The judge had said that the Home Office "deliberately misled" Mr B++++ and effectively deprived him of his right to seek legal advice before his removal.

Their actions were calculated "to avoid any complication that could arise from his removal becoming publicly known", said the judge.

In a statement seen by the court Mr B++++ said that, last September, he was deceived into thinking he was being taken from Tinsley House immigration removal centre for an interview with an immigration officer.

Instead, without warning, he was taken in a van by four security men to a plane.

He said that when he resisted leaving the van he was handcuffed, punched in his private parts to make him straighten his legs so they could be belted together.
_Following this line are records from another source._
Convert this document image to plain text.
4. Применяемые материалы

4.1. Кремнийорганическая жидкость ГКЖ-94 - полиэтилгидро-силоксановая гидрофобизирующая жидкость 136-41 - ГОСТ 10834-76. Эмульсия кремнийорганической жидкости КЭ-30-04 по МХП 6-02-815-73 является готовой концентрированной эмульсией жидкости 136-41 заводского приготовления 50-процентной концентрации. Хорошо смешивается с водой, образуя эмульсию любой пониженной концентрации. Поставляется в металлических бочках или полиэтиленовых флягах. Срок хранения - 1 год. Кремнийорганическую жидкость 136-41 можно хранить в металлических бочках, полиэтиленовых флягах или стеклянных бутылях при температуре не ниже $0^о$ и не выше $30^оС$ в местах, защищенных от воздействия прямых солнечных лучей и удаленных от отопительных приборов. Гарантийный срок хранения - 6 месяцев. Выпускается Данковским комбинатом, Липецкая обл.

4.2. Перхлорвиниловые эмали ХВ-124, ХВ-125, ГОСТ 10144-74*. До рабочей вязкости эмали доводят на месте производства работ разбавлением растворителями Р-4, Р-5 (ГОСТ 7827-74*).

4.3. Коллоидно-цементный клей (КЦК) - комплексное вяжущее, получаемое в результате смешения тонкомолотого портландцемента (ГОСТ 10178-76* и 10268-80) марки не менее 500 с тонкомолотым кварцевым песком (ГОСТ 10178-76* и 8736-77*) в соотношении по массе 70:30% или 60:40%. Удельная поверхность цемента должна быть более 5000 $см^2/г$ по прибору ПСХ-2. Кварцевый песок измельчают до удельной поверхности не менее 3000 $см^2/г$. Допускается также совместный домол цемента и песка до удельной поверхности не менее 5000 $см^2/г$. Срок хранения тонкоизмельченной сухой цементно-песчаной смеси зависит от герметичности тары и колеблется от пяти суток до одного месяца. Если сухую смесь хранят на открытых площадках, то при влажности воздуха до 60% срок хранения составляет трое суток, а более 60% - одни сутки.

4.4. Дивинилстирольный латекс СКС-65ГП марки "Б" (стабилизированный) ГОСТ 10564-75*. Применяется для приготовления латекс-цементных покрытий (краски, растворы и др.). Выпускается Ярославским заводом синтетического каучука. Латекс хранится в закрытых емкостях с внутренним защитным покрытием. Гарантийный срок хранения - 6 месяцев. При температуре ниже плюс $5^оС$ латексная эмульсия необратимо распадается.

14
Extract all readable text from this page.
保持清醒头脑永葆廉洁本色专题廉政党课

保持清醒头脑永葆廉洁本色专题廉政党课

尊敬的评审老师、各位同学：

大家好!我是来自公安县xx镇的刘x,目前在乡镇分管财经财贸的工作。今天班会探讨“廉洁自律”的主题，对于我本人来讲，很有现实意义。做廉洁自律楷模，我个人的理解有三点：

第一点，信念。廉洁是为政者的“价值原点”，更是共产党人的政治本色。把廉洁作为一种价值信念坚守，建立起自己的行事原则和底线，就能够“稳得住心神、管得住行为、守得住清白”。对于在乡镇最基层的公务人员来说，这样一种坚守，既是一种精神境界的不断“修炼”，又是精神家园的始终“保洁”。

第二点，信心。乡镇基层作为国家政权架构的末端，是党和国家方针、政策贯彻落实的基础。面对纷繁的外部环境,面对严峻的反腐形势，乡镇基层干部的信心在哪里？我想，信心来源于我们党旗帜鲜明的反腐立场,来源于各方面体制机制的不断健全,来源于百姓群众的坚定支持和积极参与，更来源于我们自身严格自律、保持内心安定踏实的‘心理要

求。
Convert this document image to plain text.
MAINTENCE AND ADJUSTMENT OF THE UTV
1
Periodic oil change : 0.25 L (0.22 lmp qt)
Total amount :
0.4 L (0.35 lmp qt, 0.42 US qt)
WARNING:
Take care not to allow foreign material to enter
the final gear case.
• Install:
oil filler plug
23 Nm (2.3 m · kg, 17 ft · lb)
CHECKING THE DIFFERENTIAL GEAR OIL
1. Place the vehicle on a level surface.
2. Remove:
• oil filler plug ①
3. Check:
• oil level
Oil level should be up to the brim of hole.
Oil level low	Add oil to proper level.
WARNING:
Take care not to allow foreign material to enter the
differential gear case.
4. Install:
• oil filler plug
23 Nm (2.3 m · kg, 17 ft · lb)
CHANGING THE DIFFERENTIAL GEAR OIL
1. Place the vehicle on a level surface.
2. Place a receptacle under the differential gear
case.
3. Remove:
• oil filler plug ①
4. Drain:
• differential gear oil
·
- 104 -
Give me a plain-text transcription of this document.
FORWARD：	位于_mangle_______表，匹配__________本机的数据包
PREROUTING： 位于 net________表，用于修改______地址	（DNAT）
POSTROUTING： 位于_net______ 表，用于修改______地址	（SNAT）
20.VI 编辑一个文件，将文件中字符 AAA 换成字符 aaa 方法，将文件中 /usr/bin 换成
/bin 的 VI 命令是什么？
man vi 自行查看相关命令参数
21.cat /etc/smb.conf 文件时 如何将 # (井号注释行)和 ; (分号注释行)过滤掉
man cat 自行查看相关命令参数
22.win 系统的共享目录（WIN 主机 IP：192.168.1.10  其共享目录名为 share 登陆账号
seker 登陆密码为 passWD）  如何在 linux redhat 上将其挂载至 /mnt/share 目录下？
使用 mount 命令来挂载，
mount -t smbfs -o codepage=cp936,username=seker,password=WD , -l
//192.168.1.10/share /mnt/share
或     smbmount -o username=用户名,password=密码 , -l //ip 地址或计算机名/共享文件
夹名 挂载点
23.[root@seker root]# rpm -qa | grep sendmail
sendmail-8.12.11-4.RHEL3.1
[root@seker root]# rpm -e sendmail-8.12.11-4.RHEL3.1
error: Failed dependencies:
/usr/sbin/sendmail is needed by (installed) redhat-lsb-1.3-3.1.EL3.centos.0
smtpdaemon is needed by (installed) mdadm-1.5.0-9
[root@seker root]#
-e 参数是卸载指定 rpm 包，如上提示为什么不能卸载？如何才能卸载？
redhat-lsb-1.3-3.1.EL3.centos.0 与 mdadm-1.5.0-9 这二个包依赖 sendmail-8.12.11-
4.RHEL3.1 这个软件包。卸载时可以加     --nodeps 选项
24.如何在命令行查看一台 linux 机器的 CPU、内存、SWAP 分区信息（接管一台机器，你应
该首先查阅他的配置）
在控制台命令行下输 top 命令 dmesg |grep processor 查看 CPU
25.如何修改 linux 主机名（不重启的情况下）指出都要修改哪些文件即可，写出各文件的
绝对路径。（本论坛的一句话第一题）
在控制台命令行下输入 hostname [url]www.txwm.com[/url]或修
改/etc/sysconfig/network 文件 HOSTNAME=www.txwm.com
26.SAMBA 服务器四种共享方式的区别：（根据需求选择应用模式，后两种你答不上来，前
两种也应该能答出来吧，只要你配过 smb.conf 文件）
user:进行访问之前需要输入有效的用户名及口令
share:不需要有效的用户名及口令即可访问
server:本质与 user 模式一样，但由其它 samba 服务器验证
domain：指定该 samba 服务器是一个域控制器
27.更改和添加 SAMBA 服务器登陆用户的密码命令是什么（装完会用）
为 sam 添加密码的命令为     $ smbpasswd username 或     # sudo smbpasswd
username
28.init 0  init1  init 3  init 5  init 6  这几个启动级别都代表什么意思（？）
Crying, he was lifted on to the plane and flown out of the country.

His mobile phone had been taken from him and he was given no chance to contact friends or lawyers, even though Home Office rules required that he should have 72 hours' notice of removal to give him a chance to make calls.

The judge said he was also satisfied that the actions of the Border Agency officers were "deliberately calculated to avoid any complication that could arise from Mr B++++ 's removal becoming publicly known."

The judge said agency officers must have known the 72-hour requirement was designed to provide an opportunity for a person being removed to have access to a lawyer for legal advice and possibly for the courts to become involved in the case.

Mr B++++ first arrived in the UK in September 2001 and worked here for some seven years before being earmarked for removal after the failure of his original asylum claim.

Michael Woolley, the coordinator of the Haslar Visitors’ Group that represents the interests of asylum seekers, said: “The way these arrests are carried out is disgraceful, without any chance to put affairs in order.

“J+++ has signed regularly at a police station for years, and there is no reason to think he would abscond. Yet he was given no notice, no opportunity to pack a bag, to say goodbye to his friends or to sell his car.”

B++++ has been working with mentally ill people in Portsmouth while his application to stay in the UK has been heard.

He fled to the UK from U+++++ where homosexuality is illegal and carries a punishment of life in prison.

His case has attracted publicity in U+++++.

Mr B++++ said in a statement seen by the court that, on his return to his homeland, his circumstances had become "quite desperate".

He had been beaten up during a period in detention and he had now gone into hiding to avoid being interviewed by the police about his homosexuality.

The judge said the evidence before him made it perfectly plain that Mr B++++ had come to the notice of the authorities, and this had added to the risk of his human rights being breached by reason of his homosexuality.

In rejecting the Home Office's argument that it was safe to return Mr B++++ to U+++++ the judge said: "I find it impossible to conclude, on the basis of the evidence as it now is, that there is not the real possibility that a judge might find that he is at risk if he is returned (to his homeland) by reason of his homosexuality."

Another U+++++ gay asylum seeker U+++++ lesbian asylum seeker P+++++ K+++++++ recently won her case to stay in the UK.

She was handed over to the police by her own family and was raped and tortured by the police. The Home Office denied her asylum claim on the basis that they were 'the random action of individuals'.

A supporter of B++++ said regarding K++++++ and the situation in U+++++:

"This would be a defensible argument if the men in question had been prosecuted by the authorities. They have not."